Men Of The Hour

At this point, Ron thought that he would never make it to CEO. Like the weather of his home Florida, his character was inoffensive enough, and indecisive enough during stormy seasons. This was not to say that he never held the ambition. He, too, had this whole agenda when he joined. He clenched his fist and was eager to pluck out operational ailments furiously and relentlessly. But when words got out that he was cutting jobs, a few bad seeds popped up and threatened to sue. Naturally his hands were tied. Since then, he had been blaming those knuckle heads for a lackluster tenure. A decade of holding the SVP title meant that he had been conditioned with a S’il Vous Plaît smile and rhythmic head nodding whenever he stepped into board meetings. In the room where it happened, he was as likable as he was forgettable; just as a bobblehead figure on a car dashboard: he was close enough to the steering wheel, yet never driving. To make up for his lack in competency, he goose-stepped to the board’s commands, one quarter at a time.

So, when Larry, the board president, appointed him as interim CEO after they fired the current guy on Thursday evening, he could barely believe his turn of luck. By Friday morning, news spread that the company was still struggling after rounds of lay-offs, CEO was fired with no official replacement (that should have been his clue). Following rumors that the company may shut down soon, their stock plummeted from a miserly two dollars to a ghastly ninety cents. Ron woke up that morning in a superb mood. Birds warbled in sweet angelic duets. A beam of sunlight shone on his bald head and led him on his path of ascension. Each step in his bathrobe and slippers sent his buoyant body bouncing and twirling and sashaying towards the singing clouds. His long-forgotten dream manifested. He had willed it into existence. Who’s the best? Who’s the man now?

Ron strutted into the office on Friday with great expectation of his vision for the next five years, next ten years, next century.
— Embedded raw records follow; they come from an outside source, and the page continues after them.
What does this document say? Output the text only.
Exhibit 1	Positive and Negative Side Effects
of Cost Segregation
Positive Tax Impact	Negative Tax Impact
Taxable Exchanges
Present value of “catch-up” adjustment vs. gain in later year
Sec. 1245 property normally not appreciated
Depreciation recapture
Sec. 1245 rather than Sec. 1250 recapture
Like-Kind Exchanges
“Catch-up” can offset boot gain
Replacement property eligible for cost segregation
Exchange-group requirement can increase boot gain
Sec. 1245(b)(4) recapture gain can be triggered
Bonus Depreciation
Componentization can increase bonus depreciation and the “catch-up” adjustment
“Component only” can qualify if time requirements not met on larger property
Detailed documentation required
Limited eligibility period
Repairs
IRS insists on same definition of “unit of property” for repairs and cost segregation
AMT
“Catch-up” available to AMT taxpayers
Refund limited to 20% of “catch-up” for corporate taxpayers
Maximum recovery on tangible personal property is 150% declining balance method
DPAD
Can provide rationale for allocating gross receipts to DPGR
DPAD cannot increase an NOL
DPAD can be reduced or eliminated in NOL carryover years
He decided that first, he needed to get familiar with all the buzzwords in the market these days.

“Tell me how we’re leveraging the LMMs in our technology right now.” He waited at the snack bar and grabbed the first guy he spotted.

“The what?” The engineer was only passing by for his M&Ms. “You know, AI, ML.”
“Ah, you mean Large Language Models, LLMs.”

“That’s what I said.” It was best to keep the questions vague. After all, the CEO needed to focus on the big questions. “What’s your opinion on, that?” He asked.

Obviously, a big life change turned Ron into a new man overnight, and a new man needed a new setup that matched his new social status. Bought a Ferrari on monthly payment, his new salary would have no trouble covering that. Success breeds success. Drove that baby all the way from Florida to California in his manifest destiny. Fortune favors the bold. Took his mistress to live with him in his Silicon Valley penthouse. Behind every successful man, there is a woman. Also phoned his lawyer on his drive there and filed for divorce. Move fast, break things, isn’t that so?

Larry called him in on their Monday board meeting, and his eyes got a little moist when he saw his seat at the oval mahogany table (instead of against the back wall where he spent the last ten years taking notes). He gave Larry and the rest of the board his firmest handshake and never once broke eye contact.

“The situation is, no doubt, grave,” Larry announced, “we have decided to sell the company, and we’re looking for a buyer.”

Ron didn’t know yet that any prospective buyer in their right mind would fire the entire management suite, and only keep the engineers and patents. But at the time, protecting his own vanity and perhaps sanity, he repeated the phrase he knew so well from his reflection in the bathroom mirror, “You have found the right man for the job.”

He couldn’t read Larry’s eyes behind his glasses, all he caught was a twitch of facial muscle that could have been a hidden grin. “I trust that we have.”